Consider the radical axis for each pair of circles. Note that for any 3 circles, the 3 radical axes they generate must meet at a point. By going through all the pairs of circles, we can conclude that $XY$ is the radical axis of $(\Gamma_2, \Gamma_4)$. Since $M$ and $N$ are the centres of $\Gamma_2$ and $\Gamma_4$ respectively, we have $XY \perp MN$.
Next, since $AA'$ and $CF$ are both perpendicular to $BD$, we have $H_1X \parallel H_2Y$. Similarly, $H_1Y \parallel H_2X$ implying that $H_1XH_2Y$ is a parallelogram.
Finally, note that $A'F = AC \cos AOB$ and $EG = BD \cos AOB$.

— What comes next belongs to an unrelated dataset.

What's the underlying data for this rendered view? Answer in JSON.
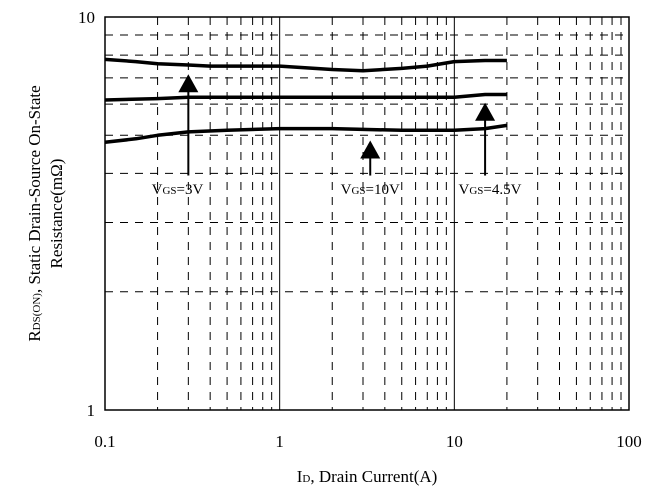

Putting this all together:
$AC = BD \\
\Leftrightarrow A'F = EG \\
\Leftrightarrow Area(H_1XH_2Y) / H_1X = Area(H_1XH_2Y) / H_2X \\
\Leftrightarrow H_1X = H_2X \\
\Leftrightarrow H_1XH_2Y \text{is a rhombus} \\
\Leftrightarrow XY \perp H_1H_2 \\
\Leftrightarrow MN \parallel H_1H_2.$